As I was mentioning, right, saying that we expect to keep the pace of the fiscal quarter, it's clear that I based my assumption on the fact that already April is giving good signals in terms of inflow into what mentioned products. Positive on that. I think we were mentioning also last time we have a standard of almost percentage of upfront fee on total asset management fees, more or less is between 35-40%. We are not having in our portfolio a significant portion of product where performance fee is forcing. Practically, there is no particular one-off in the total fees that we have because practically the majority of our products are without performance fee. I believe anything interesting, I will give the floor to Andrea.
Yeah. On the sensitivity, it's generally stable.
The current sensitivity for - 100 b ps shift of the curve is in the neighborhood of EUR -150 million, slightly less, actually. For 2026, given, let's say, the resilience of our NII, the positive loan dynamics, and also the long end of the curve being a bit higher than expected, actually, we expect an NII which is stable or increasing compared to 2025. This is supported also, again, by loan dynamics that we expect to be above market.
As you were mentioning, our offer is for 67% of the shares. We are confident about our target.
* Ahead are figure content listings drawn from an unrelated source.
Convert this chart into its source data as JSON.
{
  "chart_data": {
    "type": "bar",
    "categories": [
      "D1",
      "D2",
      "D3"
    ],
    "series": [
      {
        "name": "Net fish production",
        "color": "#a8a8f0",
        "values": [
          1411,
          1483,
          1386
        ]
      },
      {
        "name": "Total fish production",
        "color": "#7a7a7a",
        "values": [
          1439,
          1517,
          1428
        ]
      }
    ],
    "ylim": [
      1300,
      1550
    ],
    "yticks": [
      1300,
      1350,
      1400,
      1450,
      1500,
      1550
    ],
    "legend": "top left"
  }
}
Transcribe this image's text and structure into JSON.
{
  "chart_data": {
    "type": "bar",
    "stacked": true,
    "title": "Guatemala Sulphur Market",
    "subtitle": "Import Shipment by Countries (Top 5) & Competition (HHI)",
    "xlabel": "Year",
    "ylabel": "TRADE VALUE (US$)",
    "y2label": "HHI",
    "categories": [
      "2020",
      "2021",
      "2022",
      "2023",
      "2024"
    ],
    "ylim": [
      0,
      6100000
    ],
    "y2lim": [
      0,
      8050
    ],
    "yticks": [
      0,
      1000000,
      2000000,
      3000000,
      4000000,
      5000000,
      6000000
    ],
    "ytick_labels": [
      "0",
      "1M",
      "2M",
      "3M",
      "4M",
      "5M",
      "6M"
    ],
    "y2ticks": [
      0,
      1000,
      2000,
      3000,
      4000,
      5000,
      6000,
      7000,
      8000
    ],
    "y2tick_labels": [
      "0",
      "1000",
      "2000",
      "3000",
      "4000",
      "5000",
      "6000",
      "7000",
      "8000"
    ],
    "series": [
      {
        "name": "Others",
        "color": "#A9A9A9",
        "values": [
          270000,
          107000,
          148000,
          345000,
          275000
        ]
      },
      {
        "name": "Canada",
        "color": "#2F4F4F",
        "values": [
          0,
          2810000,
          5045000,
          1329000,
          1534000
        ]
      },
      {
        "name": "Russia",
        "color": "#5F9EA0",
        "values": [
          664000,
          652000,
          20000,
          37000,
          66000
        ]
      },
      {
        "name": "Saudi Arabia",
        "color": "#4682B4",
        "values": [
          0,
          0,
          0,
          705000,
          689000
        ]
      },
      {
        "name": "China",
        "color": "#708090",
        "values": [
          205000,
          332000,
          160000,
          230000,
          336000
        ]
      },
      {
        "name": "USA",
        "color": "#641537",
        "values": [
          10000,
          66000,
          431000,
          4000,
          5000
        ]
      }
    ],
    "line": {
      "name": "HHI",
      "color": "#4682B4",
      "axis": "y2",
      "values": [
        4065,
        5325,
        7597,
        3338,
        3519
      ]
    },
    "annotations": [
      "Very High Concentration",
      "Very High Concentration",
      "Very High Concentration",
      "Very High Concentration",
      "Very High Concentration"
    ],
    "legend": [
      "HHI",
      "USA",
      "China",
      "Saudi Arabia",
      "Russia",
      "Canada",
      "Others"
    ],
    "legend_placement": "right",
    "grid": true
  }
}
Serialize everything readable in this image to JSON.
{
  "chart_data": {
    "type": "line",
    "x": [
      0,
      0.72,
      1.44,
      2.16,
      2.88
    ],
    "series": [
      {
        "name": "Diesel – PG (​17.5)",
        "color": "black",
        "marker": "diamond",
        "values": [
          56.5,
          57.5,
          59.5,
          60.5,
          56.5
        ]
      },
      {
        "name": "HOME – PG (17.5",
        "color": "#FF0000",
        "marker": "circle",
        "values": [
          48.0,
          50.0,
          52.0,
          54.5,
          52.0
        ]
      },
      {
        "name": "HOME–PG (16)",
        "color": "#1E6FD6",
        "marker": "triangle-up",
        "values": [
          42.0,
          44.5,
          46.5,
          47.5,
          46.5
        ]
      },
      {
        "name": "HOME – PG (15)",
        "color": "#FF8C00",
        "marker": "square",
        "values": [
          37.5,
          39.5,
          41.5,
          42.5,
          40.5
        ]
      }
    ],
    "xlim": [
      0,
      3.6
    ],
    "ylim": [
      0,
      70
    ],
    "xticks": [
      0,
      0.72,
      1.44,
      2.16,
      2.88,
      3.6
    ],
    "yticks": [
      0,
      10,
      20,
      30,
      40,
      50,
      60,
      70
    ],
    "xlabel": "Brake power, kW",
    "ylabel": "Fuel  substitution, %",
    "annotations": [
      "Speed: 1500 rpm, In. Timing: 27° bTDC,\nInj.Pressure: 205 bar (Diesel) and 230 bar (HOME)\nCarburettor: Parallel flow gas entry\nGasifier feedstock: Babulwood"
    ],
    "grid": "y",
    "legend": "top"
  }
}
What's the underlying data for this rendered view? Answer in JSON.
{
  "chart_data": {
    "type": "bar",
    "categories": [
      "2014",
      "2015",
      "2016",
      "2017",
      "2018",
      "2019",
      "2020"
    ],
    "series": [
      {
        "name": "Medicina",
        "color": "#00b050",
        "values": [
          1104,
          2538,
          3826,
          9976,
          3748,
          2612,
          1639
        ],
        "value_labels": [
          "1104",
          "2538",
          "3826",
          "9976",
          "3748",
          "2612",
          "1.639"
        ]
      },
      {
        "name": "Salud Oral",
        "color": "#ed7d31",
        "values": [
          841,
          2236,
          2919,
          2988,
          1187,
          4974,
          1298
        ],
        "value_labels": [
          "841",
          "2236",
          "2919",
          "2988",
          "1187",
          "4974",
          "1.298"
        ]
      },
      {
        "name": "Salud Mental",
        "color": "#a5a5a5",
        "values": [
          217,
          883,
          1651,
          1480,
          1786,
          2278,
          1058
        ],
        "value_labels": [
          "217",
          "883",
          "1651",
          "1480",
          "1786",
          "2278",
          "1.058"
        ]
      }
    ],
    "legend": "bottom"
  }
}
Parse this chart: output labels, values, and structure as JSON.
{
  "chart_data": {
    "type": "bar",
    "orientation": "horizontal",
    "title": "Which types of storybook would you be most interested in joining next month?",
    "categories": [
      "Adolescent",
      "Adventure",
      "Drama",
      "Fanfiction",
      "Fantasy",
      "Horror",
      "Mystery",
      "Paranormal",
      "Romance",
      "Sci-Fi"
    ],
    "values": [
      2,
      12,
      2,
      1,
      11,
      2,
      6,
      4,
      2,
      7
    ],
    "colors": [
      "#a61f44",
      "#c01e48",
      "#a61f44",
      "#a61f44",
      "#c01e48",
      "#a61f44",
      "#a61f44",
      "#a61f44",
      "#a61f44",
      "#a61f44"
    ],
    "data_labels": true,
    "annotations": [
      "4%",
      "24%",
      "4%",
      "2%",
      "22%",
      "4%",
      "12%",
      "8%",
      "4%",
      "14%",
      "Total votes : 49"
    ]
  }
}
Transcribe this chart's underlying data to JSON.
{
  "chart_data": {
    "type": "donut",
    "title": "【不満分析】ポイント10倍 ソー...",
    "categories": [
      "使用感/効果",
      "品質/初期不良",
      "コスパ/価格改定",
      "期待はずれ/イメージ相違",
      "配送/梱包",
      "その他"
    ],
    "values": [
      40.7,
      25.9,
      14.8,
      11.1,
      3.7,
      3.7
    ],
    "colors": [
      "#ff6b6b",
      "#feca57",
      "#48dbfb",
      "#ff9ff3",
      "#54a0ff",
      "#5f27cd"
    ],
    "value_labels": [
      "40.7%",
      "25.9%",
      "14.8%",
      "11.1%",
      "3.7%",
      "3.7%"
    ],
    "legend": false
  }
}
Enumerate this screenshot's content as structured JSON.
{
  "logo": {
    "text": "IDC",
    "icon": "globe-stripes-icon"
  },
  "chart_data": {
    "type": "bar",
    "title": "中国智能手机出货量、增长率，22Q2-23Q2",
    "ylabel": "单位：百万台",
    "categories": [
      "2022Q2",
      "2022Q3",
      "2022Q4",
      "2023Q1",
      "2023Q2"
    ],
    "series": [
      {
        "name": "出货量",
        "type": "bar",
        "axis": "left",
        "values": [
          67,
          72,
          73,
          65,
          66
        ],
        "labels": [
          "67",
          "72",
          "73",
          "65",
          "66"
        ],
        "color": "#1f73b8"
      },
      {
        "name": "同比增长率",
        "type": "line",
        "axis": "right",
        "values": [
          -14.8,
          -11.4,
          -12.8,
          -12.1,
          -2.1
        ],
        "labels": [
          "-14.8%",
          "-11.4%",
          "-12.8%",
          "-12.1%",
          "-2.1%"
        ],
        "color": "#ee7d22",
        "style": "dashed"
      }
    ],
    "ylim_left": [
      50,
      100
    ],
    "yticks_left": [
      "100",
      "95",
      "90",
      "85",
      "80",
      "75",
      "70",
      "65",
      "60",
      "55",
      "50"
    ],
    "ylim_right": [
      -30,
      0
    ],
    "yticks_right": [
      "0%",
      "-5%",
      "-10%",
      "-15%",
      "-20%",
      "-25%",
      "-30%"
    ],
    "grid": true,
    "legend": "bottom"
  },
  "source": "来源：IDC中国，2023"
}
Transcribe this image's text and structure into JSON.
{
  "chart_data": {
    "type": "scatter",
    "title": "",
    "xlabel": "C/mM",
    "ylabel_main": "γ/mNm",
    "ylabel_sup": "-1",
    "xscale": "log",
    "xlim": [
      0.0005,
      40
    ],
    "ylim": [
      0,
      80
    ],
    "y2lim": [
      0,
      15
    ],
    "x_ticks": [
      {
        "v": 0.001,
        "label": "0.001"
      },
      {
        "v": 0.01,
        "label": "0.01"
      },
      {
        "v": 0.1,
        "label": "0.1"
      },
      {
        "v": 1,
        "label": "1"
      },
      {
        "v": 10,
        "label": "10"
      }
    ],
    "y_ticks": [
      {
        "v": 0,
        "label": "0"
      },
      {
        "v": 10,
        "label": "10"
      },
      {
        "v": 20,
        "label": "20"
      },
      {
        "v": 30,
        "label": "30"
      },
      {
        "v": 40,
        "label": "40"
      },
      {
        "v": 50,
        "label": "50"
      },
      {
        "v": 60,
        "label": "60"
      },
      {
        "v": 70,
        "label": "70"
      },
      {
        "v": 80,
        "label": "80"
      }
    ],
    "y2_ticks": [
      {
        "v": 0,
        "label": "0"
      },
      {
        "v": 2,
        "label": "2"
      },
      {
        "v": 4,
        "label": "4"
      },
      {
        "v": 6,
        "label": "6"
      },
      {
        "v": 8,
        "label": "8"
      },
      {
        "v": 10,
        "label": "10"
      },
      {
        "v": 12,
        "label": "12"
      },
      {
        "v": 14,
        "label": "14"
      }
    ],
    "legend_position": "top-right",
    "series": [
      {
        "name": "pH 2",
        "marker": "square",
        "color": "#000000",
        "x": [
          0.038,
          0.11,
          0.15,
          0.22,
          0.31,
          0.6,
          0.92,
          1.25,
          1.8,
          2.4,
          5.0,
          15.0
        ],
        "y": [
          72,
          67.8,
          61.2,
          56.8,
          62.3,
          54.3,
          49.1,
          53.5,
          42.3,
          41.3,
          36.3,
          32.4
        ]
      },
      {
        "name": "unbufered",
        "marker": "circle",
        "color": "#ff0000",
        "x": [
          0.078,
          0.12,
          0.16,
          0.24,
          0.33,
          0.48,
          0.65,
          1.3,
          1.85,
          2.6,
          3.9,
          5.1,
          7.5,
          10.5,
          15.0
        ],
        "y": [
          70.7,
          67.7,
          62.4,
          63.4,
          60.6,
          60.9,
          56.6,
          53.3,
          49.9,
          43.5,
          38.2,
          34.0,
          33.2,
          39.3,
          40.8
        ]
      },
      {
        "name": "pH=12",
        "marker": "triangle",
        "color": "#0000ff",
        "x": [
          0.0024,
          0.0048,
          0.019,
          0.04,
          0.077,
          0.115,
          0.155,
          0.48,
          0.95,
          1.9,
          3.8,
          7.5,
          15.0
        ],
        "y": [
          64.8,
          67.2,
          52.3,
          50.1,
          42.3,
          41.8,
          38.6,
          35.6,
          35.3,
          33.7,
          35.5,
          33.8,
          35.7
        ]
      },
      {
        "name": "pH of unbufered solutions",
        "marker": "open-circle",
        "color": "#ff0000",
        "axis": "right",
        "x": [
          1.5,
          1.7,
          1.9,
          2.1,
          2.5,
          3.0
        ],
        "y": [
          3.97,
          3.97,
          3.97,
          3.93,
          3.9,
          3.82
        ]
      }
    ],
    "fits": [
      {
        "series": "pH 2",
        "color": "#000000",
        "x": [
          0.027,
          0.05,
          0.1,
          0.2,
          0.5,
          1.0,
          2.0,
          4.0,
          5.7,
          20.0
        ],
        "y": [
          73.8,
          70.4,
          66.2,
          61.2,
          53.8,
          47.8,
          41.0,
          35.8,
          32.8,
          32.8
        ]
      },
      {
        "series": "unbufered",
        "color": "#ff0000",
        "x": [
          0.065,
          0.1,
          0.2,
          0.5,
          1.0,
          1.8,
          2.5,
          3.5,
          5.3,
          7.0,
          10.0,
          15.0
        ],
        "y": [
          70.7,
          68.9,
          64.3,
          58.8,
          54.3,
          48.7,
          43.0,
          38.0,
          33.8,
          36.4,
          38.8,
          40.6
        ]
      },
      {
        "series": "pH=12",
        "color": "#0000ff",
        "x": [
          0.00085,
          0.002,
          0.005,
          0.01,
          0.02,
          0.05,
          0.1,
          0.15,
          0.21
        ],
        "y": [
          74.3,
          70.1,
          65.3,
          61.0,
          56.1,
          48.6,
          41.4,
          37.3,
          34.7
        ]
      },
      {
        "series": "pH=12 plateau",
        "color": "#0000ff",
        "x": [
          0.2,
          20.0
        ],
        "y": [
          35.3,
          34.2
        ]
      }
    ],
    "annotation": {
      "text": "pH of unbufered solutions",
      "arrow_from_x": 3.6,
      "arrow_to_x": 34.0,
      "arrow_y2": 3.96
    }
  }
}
We are not making any thoughts on a different level up to now.
Thank you.
The next question is from Hugo Cruz, KBW. Please go ahead.
Hi. Can you hear me? Sorry. Hi. Can you hear me? Yes. I wanted to thank you. Thanks for the time.
I wanted to ask about your M&A strategy. It sounds to me, from what you said, that if you succeed with Mediobanca, you won't stop there and you want to pursue the next stage of consolidation. I wanted to understand what that means exactly. Do you think there could be further? Do you see yourself as a buyer or as a target in that second round? How concentrated do you think the Italian market could end up being in, say, five years' time? Thank you.
I think I was mentioning also in the previous presentation, I believe that still we needed to further have a process of consolidation in Italy, and probably it should be a consolidation that should be a bit innovative. That's why I think the second wave will start in the coming two years from now, probably.
I believe, given our capital position now in integration, the strength of our network, because whatever is the consolidation, you need to have a strong franchise, the strength of our brands, the quality of the people. We believe that we can be an important player in this environment, right, of further consolidation. The capital position that we have will give also, according to me, a competitive advantage in order to look for the best solution for all our stakeholders and to ensure a sustainable remuneration to our shareholders.
Thank you very much.
As a reminder, if you wish to register for a question, please press star and one on your telephone. Gentlemen, there are no more questions registered at this time. I turn the conference back to Mr. Lovaglio for any closing remarks.
No, thank you very much for this opportunity.
We are going to see for the next presentation that is expected to be August, hopefully earlier. Thank you very much.